SURRENDER OF
DFN INDIAN RESERVES
Purported Surrender of Duncan’s Indian Reserves 151 and 151B – 151H
Surveyor J. Lestock Reid had been instructed not to include the Shaftesbury settlers‘ claims in the Reserves to be surveyed. By 1905, at the time of the surveys, the Shaftesbury Settlement reportedly had a population of about 200 and included two sawmills and two gristmills. Non-aboriginal settlement had also spread beyond this hamlet on the north bank of the Peace River. By 1909 there were six settlements in this region: Peace River Crossing (formerly known as Peace River Landing), Shaftesbury, Silver Springs, Cold Springs, Bear Lake and Little Prairie.
With this influx of settlers came concerns about excess land being in the hands of the Aboriginal people and Ottawa began to receive requests for opening up for settlement the surveyed Indian Reserves in this region of the Peace. Increasing calls for the disposal of these Reserves came at the time of World War 1. In 1917, lawyers for a soldier serving overseas contacted the Indian Affairs Department asking about the availability of IR 151H, but were told this Reserve was not available. In June 1919, the Secretary of the Peace River Unionist Association proposed that all the Duncan‘s Indian Reserves, except IR 151, together with the Beaver (ancestors of today‘s Horse Lakes First Nation) Indian Reserves, excepting 152A, be made available for the purposes of soldier settlement. This request made its way to the offices of Arthur Meighan, Minister of the Interior, whose Private Secretary wrote a Memo to Duncan Campbell Scott, the Deputy Superintendent General of Indian Affairs.
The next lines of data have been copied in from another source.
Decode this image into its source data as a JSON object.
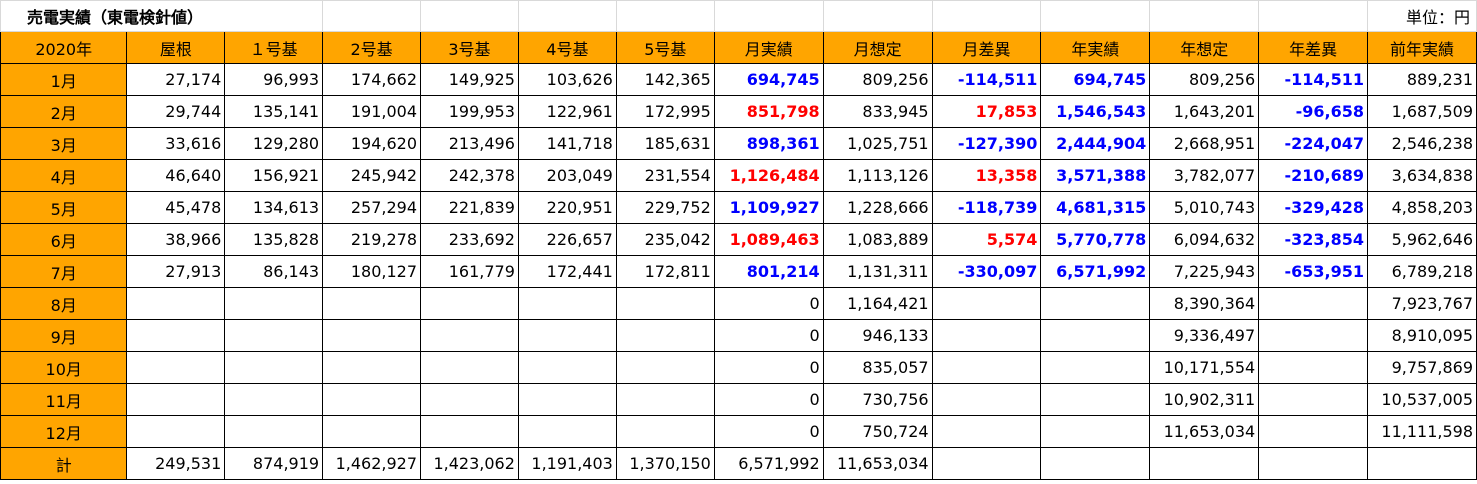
{
  "title": "売電実績（東電検針値）",
  "unit": "単位：円",
  "corner": "2020年",
  "columns": [
    "屋根",
    "１号基",
    "2号基",
    "3号基",
    "4号基",
    "5号基",
    "月実績",
    "月想定",
    "月差異",
    "年実績",
    "年想定",
    "年差異",
    "前年実績"
  ],
  "rows": [
    {
      "month": "1月",
      "cells": [
        "27,174",
        "96,993",
        "174,662",
        "149,925",
        "103,626",
        "142,365",
        "694,745",
        "809,256",
        "-114,511",
        "694,745",
        "809,256",
        "-114,511",
        "889,231"
      ]
    },
    {
      "month": "2月",
      "cells": [
        "29,744",
        "135,141",
        "191,004",
        "199,953",
        "122,961",
        "172,995",
        "851,798",
        "833,945",
        "17,853",
        "1,546,543",
        "1,643,201",
        "-96,658",
        "1,687,509"
      ]
    },
    {
      "month": "3月",
      "cells": [
        "33,616",
        "129,280",
        "194,620",
        "213,496",
        "141,718",
        "185,631",
        "898,361",
        "1,025,751",
        "-127,390",
        "2,444,904",
        "2,668,951",
        "-224,047",
        "2,546,238"
      ]
    },
    {
      "month": "4月",
      "cells": [
        "46,640",
        "156,921",
        "245,942",
        "242,378",
        "203,049",
        "231,554",
        "1,126,484",
        "1,113,126",
        "13,358",
        "3,571,388",
        "3,782,077",
        "-210,689",
        "3,634,838"
      ]
    },
    {
      "month": "5月",
      "cells": [
        "45,478",
        "134,613",
        "257,294",
        "221,839",
        "220,951",
        "229,752",
        "1,109,927",
        "1,228,666",
        "-118,739",
        "4,681,315",
        "5,010,743",
        "-329,428",
        "4,858,203"
      ]
    },
    {
      "month": "6月",
      "cells": [
        "38,966",
        "135,828",
        "219,278",
        "233,692",
        "226,657",
        "235,042",
        "1,089,463",
        "1,083,889",
        "5,574",
        "5,770,778",
        "6,094,632",
        "-323,854",
        "5,962,646"
      ]
    },
    {
      "month": "7月",
      "cells": [
        "27,913",
        "86,143",
        "180,127",
        "161,779",
        "172,441",
        "172,811",
        "801,214",
        "1,131,311",
        "-330,097",
        "6,571,992",
        "7,225,943",
        "-653,951",
        "6,789,218"
      ]
    },
    {
      "month": "8月",
      "cells": [
        "",
        "",
        "",
        "",
        "",
        "",
        "0",
        "1,164,421",
        "",
        "",
        "8,390,364",
        "",
        "7,923,767"
      ]
    },
    {
      "month": "9月",
      "cells": [
        "",
        "",
        "",
        "",
        "",
        "",
        "0",
        "946,133",
        "",
        "",
        "9,336,497",
        "",
        "8,910,095"
      ]
    },
    {
      "month": "10月",
      "cells": [
        "",
        "",
        "",
        "",
        "",
        "",
        "0",
        "835,057",
        "",
        "",
        "10,171,554",
        "",
        "9,757,869"
      ]
    },
    {
      "month": "11月",
      "cells": [
        "",
        "",
        "",
        "",
        "",
        "",
        "0",
        "730,756",
        "",
        "",
        "10,902,311",
        "",
        "10,537,005"
      ]
    },
    {
      "month": "12月",
      "cells": [
        "",
        "",
        "",
        "",
        "",
        "",
        "0",
        "750,724",
        "",
        "",
        "11,653,034",
        "",
        "11,111,598"
      ]
    }
  ],
  "total": {
    "label": "計",
    "cells": [
      "249,531",
      "874,919",
      "1,462,927",
      "1,423,062",
      "1,191,403",
      "1,370,150",
      "6,571,992",
      "11,653,034",
      "",
      "",
      "",
      "",
      ""
    ]
  },
  "colors": {
    "header_bg": "#ffa500",
    "positive_diff": "#ff0000",
    "negative_diff": "#0000ff"
  }
}
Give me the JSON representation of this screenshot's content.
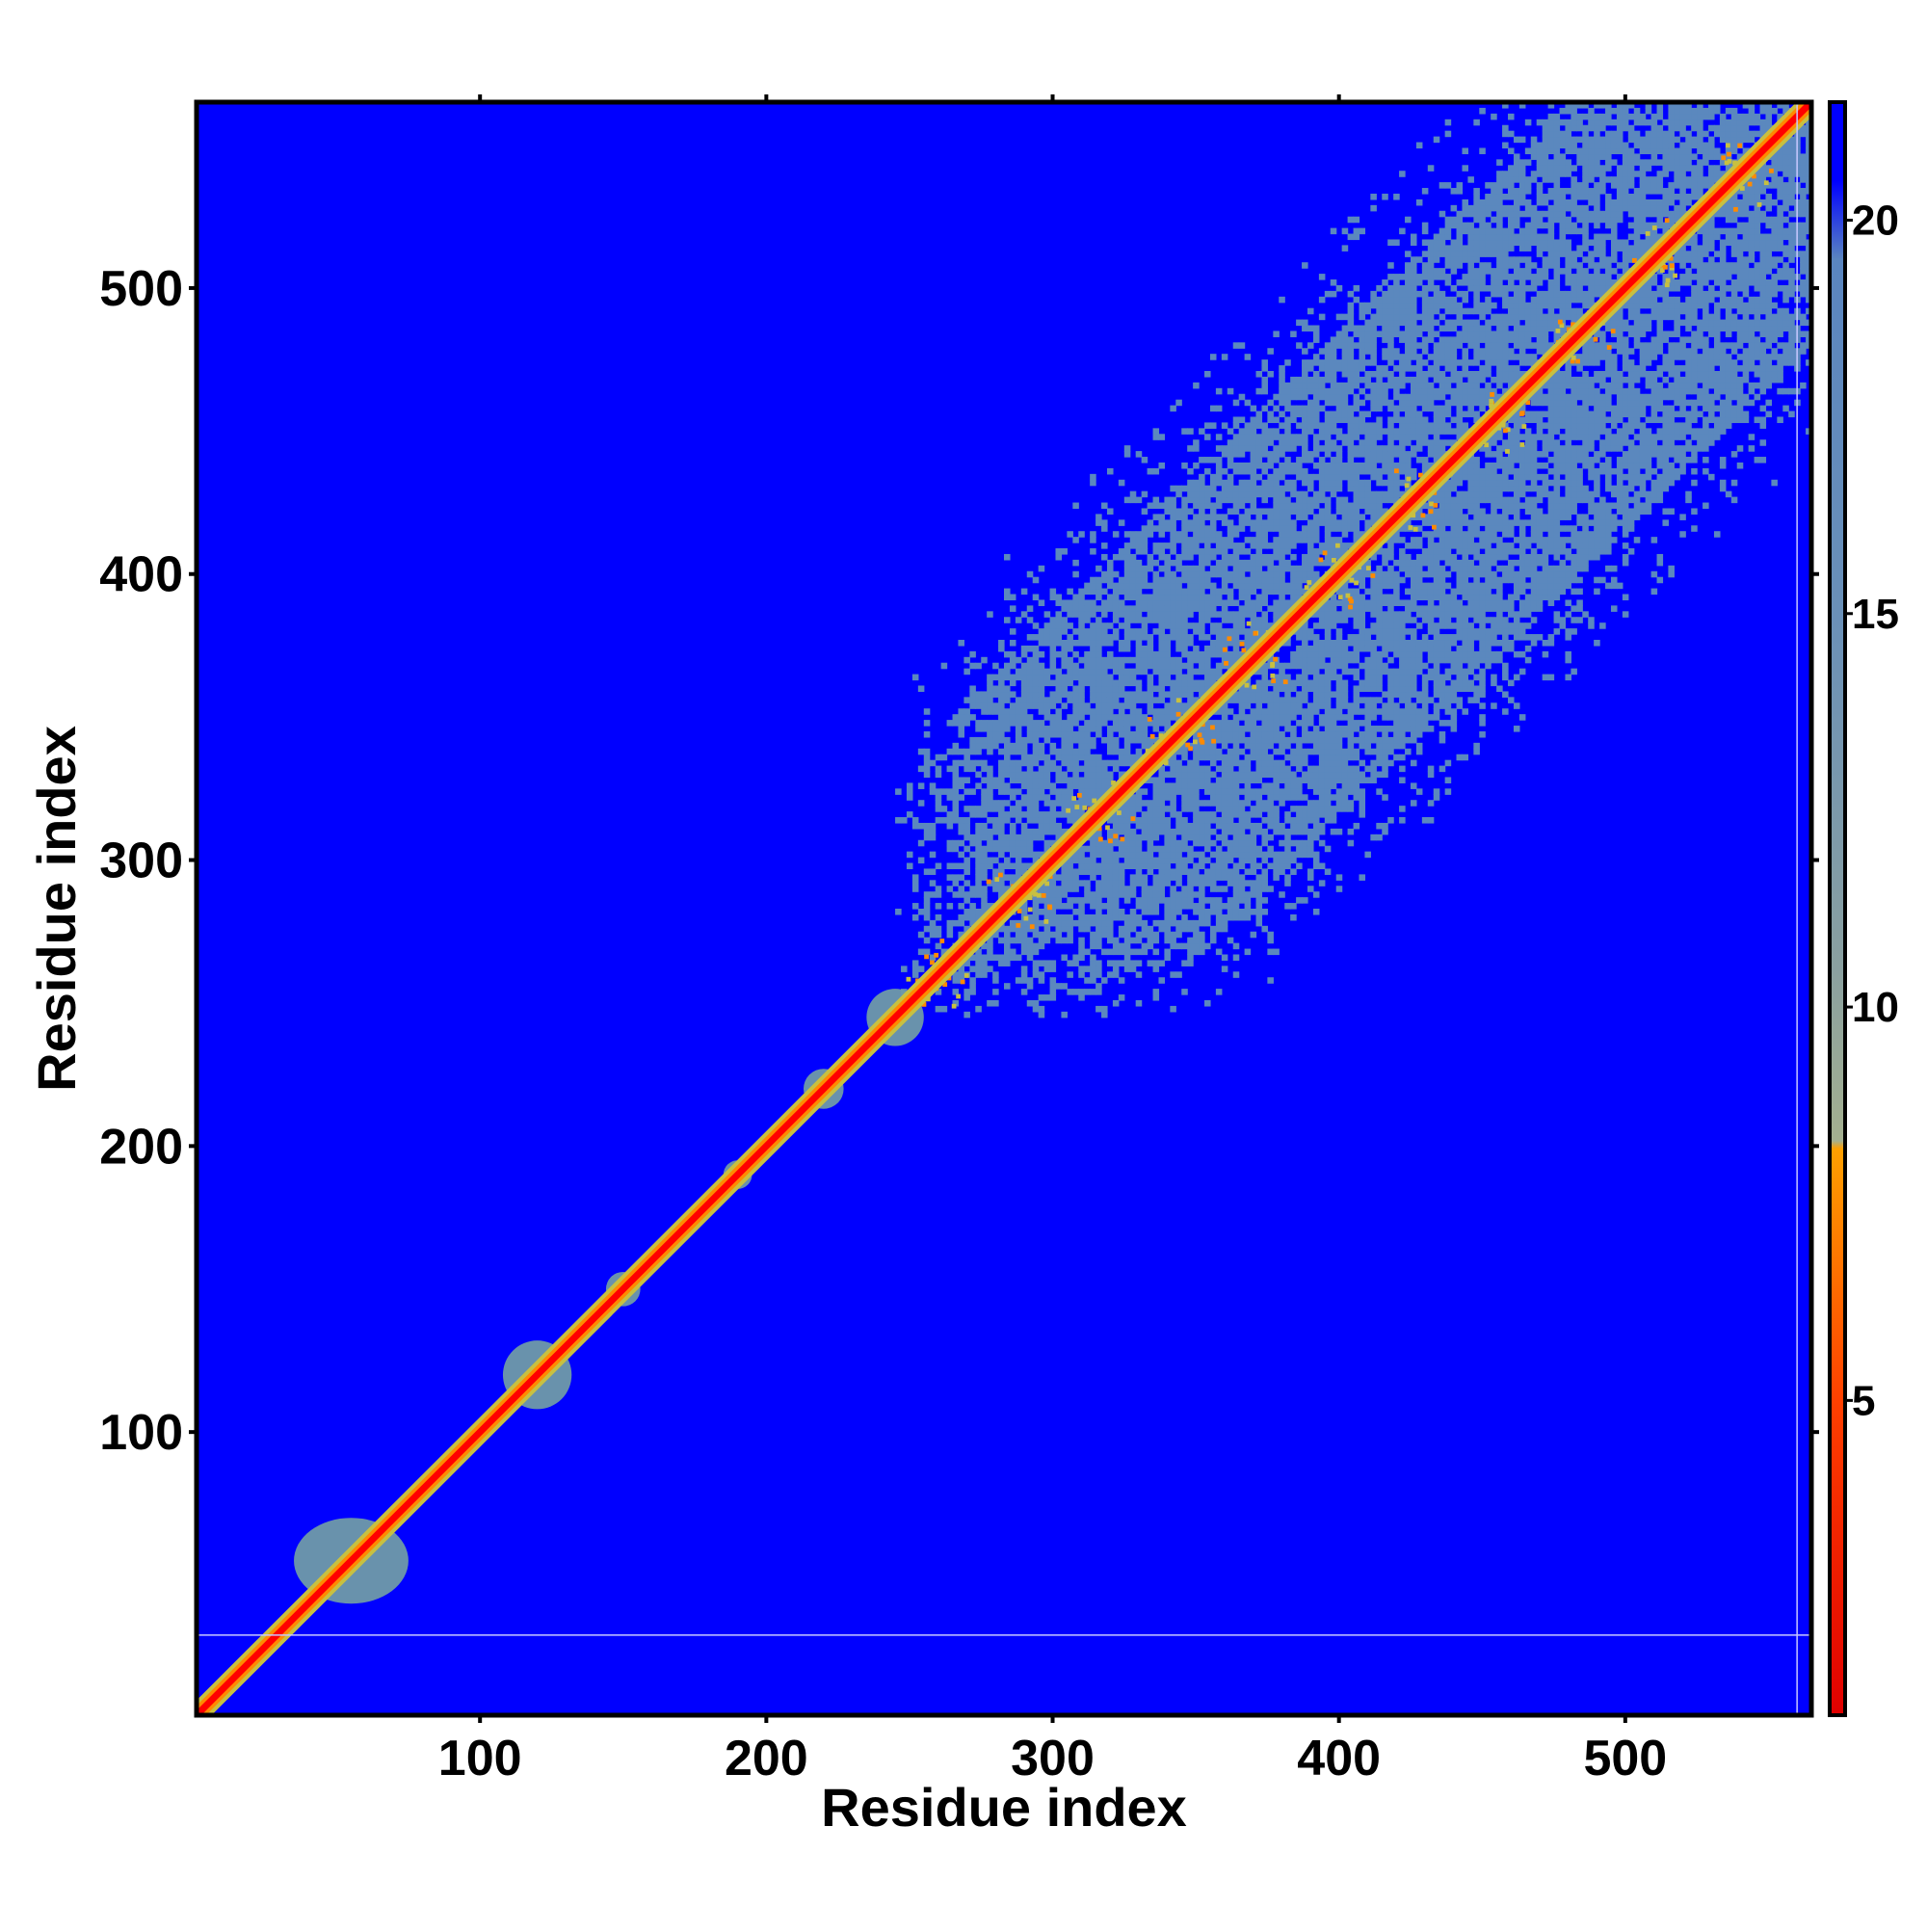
{
  "chart_data": {
    "type": "heatmap",
    "title": "",
    "xlabel": "Residue index",
    "ylabel": "Residue index",
    "xlim": [
      1,
      565
    ],
    "ylim": [
      1,
      565
    ],
    "x_ticks": [
      100,
      200,
      300,
      400,
      500
    ],
    "y_ticks": [
      100,
      200,
      300,
      400,
      500
    ],
    "colorbar": {
      "ticks": [
        5,
        10,
        15,
        20
      ],
      "range": [
        1,
        21.5
      ],
      "stops": [
        {
          "value": 1,
          "color": "#e00000"
        },
        {
          "value": 5,
          "color": "#ff4000"
        },
        {
          "value": 8.2,
          "color": "#ffa000"
        },
        {
          "value": 8.3,
          "color": "#a4b090"
        },
        {
          "value": 10.5,
          "color": "#8aa0a0"
        },
        {
          "value": 15,
          "color": "#6a90b8"
        },
        {
          "value": 19.5,
          "color": "#5a85bf"
        },
        {
          "value": 20.5,
          "color": "#0000ff"
        },
        {
          "value": 21.5,
          "color": "#0000ff"
        }
      ]
    },
    "background_color": "#0000ff",
    "diagonal_colors": {
      "core": "#ff0000",
      "edge": "#ff8a00",
      "halo": "#c8c040"
    },
    "contact_color": "#5b88be",
    "local_clusters": [
      {
        "center": [
          55,
          55
        ],
        "half_width": [
          20,
          15
        ]
      },
      {
        "center": [
          120,
          120
        ],
        "half_width": [
          12,
          12
        ]
      },
      {
        "center": [
          150,
          150
        ],
        "half_width": [
          6,
          6
        ]
      },
      {
        "center": [
          190,
          190
        ],
        "half_width": [
          5,
          5
        ]
      },
      {
        "center": [
          220,
          220
        ],
        "half_width": [
          7,
          7
        ]
      },
      {
        "center": [
          245,
          245
        ],
        "half_width": [
          10,
          10
        ]
      }
    ],
    "contact_region": {
      "x_range": [
        245,
        565
      ],
      "y_range": [
        245,
        565
      ],
      "description_band_halfwidth": 85
    },
    "helix_repeats": [
      260,
      288,
      316,
      344,
      372,
      400,
      428,
      456,
      484,
      512,
      540
    ],
    "reference_lines": {
      "horizontal_y": 29,
      "vertical_x": 560
    }
  }
}
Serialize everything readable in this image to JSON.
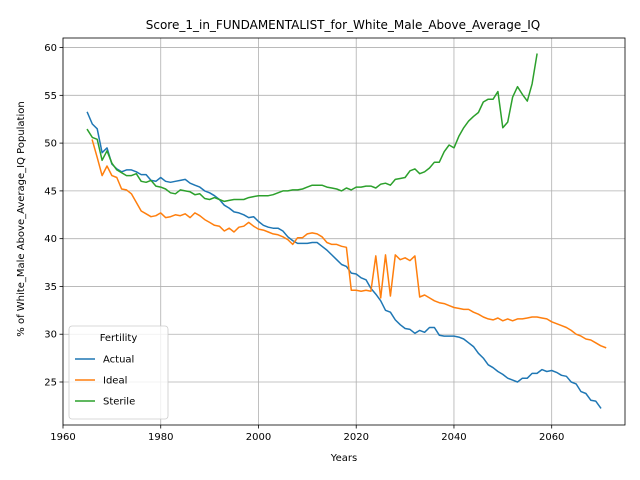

The Memo requested that all these above-mentioned Indian Reserves be thrown open for the purposes of settlement with the reason given that hundreds of returned soldiers are seeking land in this neighborhood.
By 1928, according to a Department of the Interior report, the available Crown lands in the region had been practically exhausted. Consequently, Ottawa obtained a purported surrender for eight of the ten reserves that had been allotted to the Duncan‘s First Nation. The Duncan‘s First Nation Chief and Council challenged the validity of the 1928 purported surrenders through the Government of Canada‘s Specific Claims Process. They submitted that the purported surrenders of these seven Indian Reserves in 1928 were null and void, as they were not obtained in strict compliance with statutory requirements governing the surrender of Reserve lands set out in section 51 of the 1927 Indian Act. However, Canada rejected this Specific Claim. Consequently Duncan‘s First Nation Chief and Council requested a public inquiry and report by the Indian Claims Commission; this resulted in the 1999 Inquiry Report entitled Duncan‘s First Nation Inquiry, 1928 Surrender Claim.